Once Upon a Time in Hollywood, sorti en 2019, est un chef d’oeuvre du cinéma. Non par son casting, mais par son impact brutal sur nos consciences. Il est un film sur l’effondrement lent d’un ordre esthétique. Une mise en scène terminale où Hollywood enterre ses propres mythes dans une lumière trop chaude. Tarantino ne filmait pas la fin des années 60. Il orchestrait la lente et moite désagrégation d’un imaginaire ancien.
Contre-culture et anesthésie du réel
Le film n’a pas de structure dramatique. Il fonctionne comme un palimpseste : chaque séquence en recouvre une autre, chaque geste rejoue une mémoire qui se dissout. L’ancien monde, incarné par Rick Dalton et Cliff Booth, n’est pas attaqué frontalement. Il s’efface dans une torpeur confuse, où la décadence ne vient pas de l’extérieur, mais du trop-plein. La star n’est plus un modèle. Elle devient un symptôme.

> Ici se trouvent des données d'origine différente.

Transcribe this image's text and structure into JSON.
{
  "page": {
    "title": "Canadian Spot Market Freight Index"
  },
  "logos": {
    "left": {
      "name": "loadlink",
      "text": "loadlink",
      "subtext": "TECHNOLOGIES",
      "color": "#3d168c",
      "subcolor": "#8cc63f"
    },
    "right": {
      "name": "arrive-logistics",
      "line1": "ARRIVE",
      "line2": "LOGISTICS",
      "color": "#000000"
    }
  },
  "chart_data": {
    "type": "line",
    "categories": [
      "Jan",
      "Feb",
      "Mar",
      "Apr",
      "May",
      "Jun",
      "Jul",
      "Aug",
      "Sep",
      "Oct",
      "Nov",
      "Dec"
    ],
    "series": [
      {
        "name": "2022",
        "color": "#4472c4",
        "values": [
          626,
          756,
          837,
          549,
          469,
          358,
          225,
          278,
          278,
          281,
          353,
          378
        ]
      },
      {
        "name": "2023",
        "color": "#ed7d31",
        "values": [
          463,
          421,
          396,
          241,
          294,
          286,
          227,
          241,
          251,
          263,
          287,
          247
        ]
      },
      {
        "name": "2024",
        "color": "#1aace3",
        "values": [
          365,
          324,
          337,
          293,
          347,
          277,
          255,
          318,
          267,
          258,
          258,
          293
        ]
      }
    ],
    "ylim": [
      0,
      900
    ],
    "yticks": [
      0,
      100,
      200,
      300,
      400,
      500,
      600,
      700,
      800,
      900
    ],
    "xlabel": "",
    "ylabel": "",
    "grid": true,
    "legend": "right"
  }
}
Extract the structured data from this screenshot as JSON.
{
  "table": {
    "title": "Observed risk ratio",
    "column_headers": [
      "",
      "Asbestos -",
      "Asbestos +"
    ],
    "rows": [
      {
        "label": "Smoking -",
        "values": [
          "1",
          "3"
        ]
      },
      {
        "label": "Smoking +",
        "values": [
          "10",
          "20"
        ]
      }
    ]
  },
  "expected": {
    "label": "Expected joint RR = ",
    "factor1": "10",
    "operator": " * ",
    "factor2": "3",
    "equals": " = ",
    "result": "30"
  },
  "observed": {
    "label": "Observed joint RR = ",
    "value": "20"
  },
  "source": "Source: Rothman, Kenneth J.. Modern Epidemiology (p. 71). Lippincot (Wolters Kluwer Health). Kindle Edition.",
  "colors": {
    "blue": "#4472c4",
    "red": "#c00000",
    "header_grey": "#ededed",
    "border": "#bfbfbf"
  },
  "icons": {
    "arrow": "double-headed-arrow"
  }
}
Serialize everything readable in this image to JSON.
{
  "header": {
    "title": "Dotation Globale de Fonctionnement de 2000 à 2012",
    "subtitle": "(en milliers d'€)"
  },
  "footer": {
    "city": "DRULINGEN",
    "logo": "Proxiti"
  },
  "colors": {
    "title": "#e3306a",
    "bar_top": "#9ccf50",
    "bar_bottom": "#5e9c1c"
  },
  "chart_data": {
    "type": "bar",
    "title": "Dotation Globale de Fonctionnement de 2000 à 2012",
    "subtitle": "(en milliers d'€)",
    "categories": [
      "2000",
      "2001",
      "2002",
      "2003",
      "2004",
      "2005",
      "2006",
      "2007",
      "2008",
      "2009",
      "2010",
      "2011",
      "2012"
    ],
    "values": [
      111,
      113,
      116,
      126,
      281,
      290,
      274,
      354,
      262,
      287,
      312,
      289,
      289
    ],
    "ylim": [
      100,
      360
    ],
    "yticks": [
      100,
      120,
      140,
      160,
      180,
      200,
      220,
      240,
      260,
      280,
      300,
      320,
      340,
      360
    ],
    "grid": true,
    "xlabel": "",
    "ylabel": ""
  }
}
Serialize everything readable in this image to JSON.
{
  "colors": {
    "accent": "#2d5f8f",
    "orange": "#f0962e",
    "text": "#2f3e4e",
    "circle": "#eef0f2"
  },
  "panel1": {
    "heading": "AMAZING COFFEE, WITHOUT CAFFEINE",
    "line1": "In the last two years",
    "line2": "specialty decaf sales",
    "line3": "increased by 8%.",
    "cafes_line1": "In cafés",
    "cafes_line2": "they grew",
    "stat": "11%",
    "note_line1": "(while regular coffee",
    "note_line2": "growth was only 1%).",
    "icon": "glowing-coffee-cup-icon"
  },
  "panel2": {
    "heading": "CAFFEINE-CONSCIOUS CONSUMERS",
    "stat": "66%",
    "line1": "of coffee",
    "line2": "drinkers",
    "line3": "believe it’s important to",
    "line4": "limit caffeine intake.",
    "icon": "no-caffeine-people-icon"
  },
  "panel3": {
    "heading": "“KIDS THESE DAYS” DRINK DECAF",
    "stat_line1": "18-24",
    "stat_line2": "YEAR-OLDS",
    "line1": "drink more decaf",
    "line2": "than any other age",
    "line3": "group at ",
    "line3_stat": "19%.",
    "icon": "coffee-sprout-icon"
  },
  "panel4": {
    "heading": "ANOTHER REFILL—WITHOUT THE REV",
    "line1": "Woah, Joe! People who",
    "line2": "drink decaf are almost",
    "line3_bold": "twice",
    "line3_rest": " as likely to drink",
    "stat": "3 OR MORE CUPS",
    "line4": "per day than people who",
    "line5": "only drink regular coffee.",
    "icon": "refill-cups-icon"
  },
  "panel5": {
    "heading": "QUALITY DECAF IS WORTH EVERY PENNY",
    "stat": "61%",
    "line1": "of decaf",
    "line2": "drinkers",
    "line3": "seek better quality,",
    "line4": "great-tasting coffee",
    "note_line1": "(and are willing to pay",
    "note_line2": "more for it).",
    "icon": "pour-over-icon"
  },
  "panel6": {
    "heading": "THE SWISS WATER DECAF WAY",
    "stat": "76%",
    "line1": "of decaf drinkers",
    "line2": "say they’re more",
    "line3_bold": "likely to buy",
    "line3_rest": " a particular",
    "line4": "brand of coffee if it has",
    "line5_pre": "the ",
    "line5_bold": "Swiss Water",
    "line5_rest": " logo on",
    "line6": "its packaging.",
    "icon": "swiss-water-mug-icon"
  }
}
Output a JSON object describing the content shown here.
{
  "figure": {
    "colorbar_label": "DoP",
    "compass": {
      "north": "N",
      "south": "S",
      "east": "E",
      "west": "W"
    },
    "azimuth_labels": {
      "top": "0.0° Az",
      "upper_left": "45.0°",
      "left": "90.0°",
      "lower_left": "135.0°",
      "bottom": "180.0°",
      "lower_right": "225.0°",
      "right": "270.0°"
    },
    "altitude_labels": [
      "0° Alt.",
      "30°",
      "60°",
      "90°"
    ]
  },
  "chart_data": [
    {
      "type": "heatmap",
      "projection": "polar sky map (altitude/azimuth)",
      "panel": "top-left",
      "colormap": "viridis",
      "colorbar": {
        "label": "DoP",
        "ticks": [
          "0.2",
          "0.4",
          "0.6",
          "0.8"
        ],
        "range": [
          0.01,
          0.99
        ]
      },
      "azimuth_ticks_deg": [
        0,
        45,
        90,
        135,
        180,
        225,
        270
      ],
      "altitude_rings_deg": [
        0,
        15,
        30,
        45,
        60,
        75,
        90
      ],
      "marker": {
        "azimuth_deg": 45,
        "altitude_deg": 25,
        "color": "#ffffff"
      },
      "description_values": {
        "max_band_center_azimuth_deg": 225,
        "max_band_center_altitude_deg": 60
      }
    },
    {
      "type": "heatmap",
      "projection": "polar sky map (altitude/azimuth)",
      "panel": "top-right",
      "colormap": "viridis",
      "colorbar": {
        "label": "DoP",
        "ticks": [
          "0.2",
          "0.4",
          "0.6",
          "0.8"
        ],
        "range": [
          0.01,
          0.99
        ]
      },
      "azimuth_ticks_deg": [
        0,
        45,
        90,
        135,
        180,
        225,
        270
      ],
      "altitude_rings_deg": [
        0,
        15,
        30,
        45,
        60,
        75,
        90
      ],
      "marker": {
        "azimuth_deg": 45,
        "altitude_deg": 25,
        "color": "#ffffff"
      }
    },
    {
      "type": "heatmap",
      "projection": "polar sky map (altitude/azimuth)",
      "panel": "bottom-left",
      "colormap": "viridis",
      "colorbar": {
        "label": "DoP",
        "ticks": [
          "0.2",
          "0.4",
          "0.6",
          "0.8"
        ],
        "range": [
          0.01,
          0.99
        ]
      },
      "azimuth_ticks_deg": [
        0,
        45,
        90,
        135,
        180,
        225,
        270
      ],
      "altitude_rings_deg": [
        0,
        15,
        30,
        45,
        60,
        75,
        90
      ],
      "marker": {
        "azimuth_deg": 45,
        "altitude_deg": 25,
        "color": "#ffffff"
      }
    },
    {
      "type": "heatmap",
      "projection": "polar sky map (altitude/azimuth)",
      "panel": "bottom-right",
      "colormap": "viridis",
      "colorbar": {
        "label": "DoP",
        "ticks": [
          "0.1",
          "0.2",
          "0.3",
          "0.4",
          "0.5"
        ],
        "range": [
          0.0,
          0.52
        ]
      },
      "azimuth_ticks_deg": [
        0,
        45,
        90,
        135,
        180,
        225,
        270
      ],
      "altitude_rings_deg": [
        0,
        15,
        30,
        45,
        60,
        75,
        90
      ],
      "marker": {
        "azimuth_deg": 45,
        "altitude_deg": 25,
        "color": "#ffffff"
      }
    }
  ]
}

La contre-culture, loin d’apparaître comme une force de régénération, est montrée sous sa forme déliquescente. Pas de révolution, pas de visions : seulement une jeunesse qui rejoue les mêmes mécanismes d’adhésion, de croyance aveugle, de communautarisme clos. La Spahn Ranch n’est pas un lieu de liberté, c’est une secte. Tarantino ne dénonce pas, il expose : l’utopie hippie, livrée à elle-même, devient une violence molle, déracinée, mystique
Violence, révision, restauration
La scène finale opère comme une explosion tactique. Tarantino n’y exprime pas une morale. Il désigne une stratégie. Le bain de sang fonctionne comme un effacement de la réalité historique — la nuit du meurtre de Sharon Tate — au profit d’un fantasme de rétablissement. Ce que la société n’a pas su empêcher, le cinéma le réécrit, le corrige, le punit.
Cette opération n’est pas innocente. Elle dit quelque chose de profond sur la fonction culturelle du cinéma américain : justifier la violence comme outil de préservation symbolique. La brique dans le visage, le lance-flamme dans la piscine, ne sont pas des excès. Ce sont des gestes politiques. Une restauration par le chaos. Une réaction maquillée en jubilé.
Le film devient un miroir pour toutes les pathologies idéologiques contemporaines : refus du réel, confusion entre justice et vengeance, nostalgie autoritaire, glorification de la virilité à l’ancienne, réaction à la force de destruction moderniste.

Ambiguïté comme doctrine
Chacun voit ce qu’il veut. Certains crient à l’hommage, d’autres à la critique. C’est précisément là que réside la puissance du film : dans cette ambiguïté maintenue jusqu’au bout, jamais résolue, jamais tranchée. Tarantino ne distribue pas les rôles du Bien et du Mal. Il met en scène leur indistinction croissante. Rick Dalton est un raté mégalomane, mais il est montré comme humain. Les hippies sont jeunes, beaux, et deviennent des meurtriers par croyance. Il n’y a pas d’alternative rassurante. Il serait bien fou de ne pas y voir des parallèles avec l’époque actuelle.
Dans cette indistinction, une vérité glisse : l’idéologie destructrice ne disparaît pas avec la chute des grands récits. Elle se recompose. Elle infiltre les marges, les mythologies de remplacement, les micro-communautés. Elle devient molle, souriante, libérée, colorée, mais pas moins dangereuse.
Hollywood comme dispositif de neutralisation
Le titre du film est une ironie cruelle. Il était une fois… Ce n’est pas un conte. C’est un rite funéraire. La machine hollywoodienne est ici observée dans son ultime fonction : neutraliser l’histoire, la rendre consommable, l’anesthésier par excès de forme. Tarantino ne célèbre pas le cinéma. Il le montre en train de se refermer sur lui-même, de se parodier, de se fantasmer en rempart contre l’effondrement.
L’hommage devient camouflage. La beauté devient écran de fumée. Le montage devient une arme.
Le cadavre brille encore. Ce n’est pas un miracle. C’est de l’électricité.